With the above methods defined, we now have a fuzzer that can operate with minimal functionality. However, with our API, we can take it a step further and implement other fuzzing workflow-related funtionality, including seed synchronization reporting, parsing fuzzer stats, and post-processing!
-
stats
- property method defining structure for fuzzer-produced runtime statistics
This property method returns fuzzer-related stats in a dict
. Often times, this is done by parsing a generated stats file produced by the fuzzer:
@property
def stats(self):
"""
Retrieves and parses the stats file produced by Honggfuzz
"""
args = self._ARGS
out_dir = os.path.abspath(args.output_test_dir) + "/"
report_f = "HONGGFUZZ.REPORT.TXT"
stat_file = out_dir + report_f
with open(stat_file, "r") as sf:
lines = sf.readlines()
stats = {
"mutationsPerRun": None,
"externalCmd": None,
"fuzzStdin": None,
"timeout": None,
"ignoreAddr": None,
"ASLimit": None,
"RSSLimit": None,
"DATALimit": None,
"wordlistFile": None,
"fuzzTarget": None,
"ORIG_FNAME": None,
"FUZZ_FNAME": None,
"PID": None,
"SIGNAL": None,
"FAULT ADDRESS": None,
"INSTRUCTION": None,
"STACK HASH": None,
}
# strip first 4 and last 5 lines to make a parseable file
lines = lines[4:][:-5]
for l in lines:
for k in stats.keys():
if k in l:
stats[k] = l.split(":")[1].strip()
# add crash metrics
crashes = len([name for name in os.listdir(out_dir) if name != report_f])
stats.update({
"CRASHES": crashes
})
return stats
-
post_exec
- implements any post-processing functionality (ie testcase decoding / de-duplication)

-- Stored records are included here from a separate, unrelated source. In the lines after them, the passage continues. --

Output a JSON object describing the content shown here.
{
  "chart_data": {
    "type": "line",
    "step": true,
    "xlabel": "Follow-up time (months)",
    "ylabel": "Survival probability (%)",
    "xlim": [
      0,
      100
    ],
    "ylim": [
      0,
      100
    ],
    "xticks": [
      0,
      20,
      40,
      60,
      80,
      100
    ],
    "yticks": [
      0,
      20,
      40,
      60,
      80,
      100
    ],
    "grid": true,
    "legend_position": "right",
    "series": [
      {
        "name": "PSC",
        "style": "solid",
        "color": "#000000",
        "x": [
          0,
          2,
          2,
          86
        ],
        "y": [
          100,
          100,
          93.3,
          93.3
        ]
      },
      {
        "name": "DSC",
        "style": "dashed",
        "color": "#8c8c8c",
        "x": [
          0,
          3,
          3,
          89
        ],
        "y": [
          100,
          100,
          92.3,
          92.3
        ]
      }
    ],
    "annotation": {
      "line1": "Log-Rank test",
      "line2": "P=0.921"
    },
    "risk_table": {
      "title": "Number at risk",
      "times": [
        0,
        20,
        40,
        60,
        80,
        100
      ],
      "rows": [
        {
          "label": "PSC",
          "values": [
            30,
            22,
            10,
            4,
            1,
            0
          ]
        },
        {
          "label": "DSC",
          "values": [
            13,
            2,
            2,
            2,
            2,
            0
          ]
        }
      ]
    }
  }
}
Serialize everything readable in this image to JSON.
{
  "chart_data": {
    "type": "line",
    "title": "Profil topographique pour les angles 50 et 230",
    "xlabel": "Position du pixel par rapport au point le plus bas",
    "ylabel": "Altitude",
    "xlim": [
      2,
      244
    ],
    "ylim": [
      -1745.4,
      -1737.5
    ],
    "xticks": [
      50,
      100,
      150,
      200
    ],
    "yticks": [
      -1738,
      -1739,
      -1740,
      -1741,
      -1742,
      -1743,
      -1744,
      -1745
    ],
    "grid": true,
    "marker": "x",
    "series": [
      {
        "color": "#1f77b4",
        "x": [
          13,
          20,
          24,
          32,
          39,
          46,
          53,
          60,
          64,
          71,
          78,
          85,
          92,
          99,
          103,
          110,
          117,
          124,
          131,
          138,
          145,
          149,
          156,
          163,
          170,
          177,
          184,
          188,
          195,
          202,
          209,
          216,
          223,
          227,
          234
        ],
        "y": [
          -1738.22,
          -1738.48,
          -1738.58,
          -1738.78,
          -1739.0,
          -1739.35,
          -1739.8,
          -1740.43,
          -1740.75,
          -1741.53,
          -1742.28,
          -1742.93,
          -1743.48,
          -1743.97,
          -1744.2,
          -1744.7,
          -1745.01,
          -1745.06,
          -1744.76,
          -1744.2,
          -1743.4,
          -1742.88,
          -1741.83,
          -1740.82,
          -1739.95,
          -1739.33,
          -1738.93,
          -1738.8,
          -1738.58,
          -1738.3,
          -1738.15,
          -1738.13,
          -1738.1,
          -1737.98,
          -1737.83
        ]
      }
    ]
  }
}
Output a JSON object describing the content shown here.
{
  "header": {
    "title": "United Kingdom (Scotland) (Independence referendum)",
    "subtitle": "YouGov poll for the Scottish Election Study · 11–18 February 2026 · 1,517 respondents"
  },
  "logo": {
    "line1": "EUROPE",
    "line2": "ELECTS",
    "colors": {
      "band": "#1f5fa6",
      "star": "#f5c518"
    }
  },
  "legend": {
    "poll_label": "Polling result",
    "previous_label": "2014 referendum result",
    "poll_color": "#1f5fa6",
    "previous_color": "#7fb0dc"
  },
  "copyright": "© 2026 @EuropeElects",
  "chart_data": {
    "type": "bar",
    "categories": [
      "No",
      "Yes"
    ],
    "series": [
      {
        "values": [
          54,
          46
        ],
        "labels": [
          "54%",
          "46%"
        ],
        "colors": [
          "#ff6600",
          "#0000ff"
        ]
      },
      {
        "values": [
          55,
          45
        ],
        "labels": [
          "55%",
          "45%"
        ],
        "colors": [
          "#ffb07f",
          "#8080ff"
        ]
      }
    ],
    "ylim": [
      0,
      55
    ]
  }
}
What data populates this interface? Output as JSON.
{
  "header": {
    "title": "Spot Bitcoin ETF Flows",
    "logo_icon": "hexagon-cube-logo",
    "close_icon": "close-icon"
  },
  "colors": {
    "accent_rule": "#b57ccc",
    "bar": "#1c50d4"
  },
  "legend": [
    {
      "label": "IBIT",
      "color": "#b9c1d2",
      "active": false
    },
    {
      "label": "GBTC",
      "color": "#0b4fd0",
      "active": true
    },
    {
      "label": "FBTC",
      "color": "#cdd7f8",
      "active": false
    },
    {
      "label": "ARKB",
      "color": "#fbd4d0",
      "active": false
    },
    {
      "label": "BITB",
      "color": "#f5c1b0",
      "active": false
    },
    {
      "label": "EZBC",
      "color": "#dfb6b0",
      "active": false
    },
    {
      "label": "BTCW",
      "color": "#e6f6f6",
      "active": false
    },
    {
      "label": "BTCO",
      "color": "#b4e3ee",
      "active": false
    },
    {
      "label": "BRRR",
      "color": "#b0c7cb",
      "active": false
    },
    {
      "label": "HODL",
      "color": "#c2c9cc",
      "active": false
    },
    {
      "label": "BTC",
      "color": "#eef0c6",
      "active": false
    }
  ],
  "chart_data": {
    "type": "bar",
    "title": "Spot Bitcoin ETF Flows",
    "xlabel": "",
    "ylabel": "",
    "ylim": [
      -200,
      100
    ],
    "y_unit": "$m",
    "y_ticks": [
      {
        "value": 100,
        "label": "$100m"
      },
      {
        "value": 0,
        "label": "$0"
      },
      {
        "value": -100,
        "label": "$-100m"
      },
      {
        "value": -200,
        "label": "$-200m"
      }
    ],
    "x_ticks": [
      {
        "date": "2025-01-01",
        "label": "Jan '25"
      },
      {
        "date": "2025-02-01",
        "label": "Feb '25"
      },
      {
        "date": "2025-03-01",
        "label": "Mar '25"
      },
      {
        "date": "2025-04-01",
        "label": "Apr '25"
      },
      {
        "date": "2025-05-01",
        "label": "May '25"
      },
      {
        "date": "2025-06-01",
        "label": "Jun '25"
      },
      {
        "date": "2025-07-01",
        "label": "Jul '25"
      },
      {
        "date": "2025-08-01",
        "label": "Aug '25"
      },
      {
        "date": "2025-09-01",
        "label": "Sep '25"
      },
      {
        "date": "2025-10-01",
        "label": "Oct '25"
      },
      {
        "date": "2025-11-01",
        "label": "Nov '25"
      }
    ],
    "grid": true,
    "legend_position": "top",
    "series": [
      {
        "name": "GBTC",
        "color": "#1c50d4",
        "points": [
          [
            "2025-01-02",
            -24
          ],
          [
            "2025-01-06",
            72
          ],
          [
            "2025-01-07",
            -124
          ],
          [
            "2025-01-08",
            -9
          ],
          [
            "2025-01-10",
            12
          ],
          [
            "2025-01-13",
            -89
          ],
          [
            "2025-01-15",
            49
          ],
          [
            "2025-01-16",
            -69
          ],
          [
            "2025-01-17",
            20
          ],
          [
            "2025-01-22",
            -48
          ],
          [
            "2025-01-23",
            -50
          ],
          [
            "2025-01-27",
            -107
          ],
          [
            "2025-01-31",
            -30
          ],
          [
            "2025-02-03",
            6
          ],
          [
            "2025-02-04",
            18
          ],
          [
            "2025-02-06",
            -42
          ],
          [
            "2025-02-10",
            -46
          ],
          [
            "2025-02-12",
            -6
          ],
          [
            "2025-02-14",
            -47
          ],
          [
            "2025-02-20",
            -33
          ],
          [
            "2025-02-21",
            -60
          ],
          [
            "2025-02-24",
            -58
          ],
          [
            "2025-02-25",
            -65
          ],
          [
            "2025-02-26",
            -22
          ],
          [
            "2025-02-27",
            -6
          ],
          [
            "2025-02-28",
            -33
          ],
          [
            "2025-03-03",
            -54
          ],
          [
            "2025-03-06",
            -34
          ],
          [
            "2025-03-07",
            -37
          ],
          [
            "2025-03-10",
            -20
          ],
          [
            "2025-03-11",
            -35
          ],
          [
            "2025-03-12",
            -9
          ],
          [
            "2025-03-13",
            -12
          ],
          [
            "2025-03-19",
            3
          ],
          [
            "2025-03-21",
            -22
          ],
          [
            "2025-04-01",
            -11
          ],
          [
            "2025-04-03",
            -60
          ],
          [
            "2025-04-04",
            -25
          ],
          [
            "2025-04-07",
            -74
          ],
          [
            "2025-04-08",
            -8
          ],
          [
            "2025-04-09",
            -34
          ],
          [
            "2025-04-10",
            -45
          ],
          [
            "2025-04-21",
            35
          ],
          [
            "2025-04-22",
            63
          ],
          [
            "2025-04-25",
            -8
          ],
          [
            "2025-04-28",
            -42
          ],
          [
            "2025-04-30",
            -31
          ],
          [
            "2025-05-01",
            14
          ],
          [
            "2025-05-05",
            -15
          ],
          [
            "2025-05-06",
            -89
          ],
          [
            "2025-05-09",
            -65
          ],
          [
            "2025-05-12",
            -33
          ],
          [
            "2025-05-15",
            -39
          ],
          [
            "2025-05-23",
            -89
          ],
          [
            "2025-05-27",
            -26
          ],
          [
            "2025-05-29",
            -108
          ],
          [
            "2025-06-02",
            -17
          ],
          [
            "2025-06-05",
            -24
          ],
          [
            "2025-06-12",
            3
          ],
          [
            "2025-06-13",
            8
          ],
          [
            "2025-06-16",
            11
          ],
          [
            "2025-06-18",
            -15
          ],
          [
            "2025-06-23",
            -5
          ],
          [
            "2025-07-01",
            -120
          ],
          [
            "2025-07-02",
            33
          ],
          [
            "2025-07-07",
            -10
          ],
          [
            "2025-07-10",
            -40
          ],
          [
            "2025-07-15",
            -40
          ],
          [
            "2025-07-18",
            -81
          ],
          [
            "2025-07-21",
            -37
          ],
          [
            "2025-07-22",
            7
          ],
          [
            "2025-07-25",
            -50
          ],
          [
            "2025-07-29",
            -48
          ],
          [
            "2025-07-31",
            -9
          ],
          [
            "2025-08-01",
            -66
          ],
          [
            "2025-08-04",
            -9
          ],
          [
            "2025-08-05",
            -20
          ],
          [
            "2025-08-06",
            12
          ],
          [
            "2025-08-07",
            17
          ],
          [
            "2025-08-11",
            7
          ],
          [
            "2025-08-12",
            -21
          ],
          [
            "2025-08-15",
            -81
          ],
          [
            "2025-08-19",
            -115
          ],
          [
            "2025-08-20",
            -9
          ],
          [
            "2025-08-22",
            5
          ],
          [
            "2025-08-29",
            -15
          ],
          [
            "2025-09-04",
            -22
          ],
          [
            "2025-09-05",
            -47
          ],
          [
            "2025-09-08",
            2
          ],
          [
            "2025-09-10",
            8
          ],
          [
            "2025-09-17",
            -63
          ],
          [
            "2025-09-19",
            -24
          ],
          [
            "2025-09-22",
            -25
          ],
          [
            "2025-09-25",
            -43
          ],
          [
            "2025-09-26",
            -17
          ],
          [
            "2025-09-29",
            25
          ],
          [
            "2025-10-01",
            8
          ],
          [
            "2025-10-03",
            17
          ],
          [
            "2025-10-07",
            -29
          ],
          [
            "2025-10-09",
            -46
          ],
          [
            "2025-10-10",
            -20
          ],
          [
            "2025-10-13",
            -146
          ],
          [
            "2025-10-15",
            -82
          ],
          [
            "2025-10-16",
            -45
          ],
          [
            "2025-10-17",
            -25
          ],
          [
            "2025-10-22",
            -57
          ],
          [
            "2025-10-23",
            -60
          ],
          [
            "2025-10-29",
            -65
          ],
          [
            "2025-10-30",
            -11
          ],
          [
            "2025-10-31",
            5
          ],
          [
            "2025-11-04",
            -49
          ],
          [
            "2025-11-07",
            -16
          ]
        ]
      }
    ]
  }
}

Since honggfuzz already implements a good amount of post-processing functionality, including crash ded-duplication, minimization and decoding, we can demonstrate how that would work with a fuzzer like Eclipser, which requires manual testcase decoding:
def post_exec(self):
"""
Decode and minimize testcases after fuzzing.
"""
out = self._ARGS.output_test_dir
L.info("Performing post-processing decoding on testcases and crashes")
subprocess.call(["dotnet", self.fuzzer, "decode", "-i", out + "/testcase", "-o", out + "/decoded"])
subprocess.call(["dotnet", self.fuzzer, "decode", "-i", out + "/crash", "-o", out + "/decoded"])
for f in glob.glob(out + "/decoded/decoded_files/*"):
shutil.copy(f, out)
shutil.rmtree(out + "/decoded")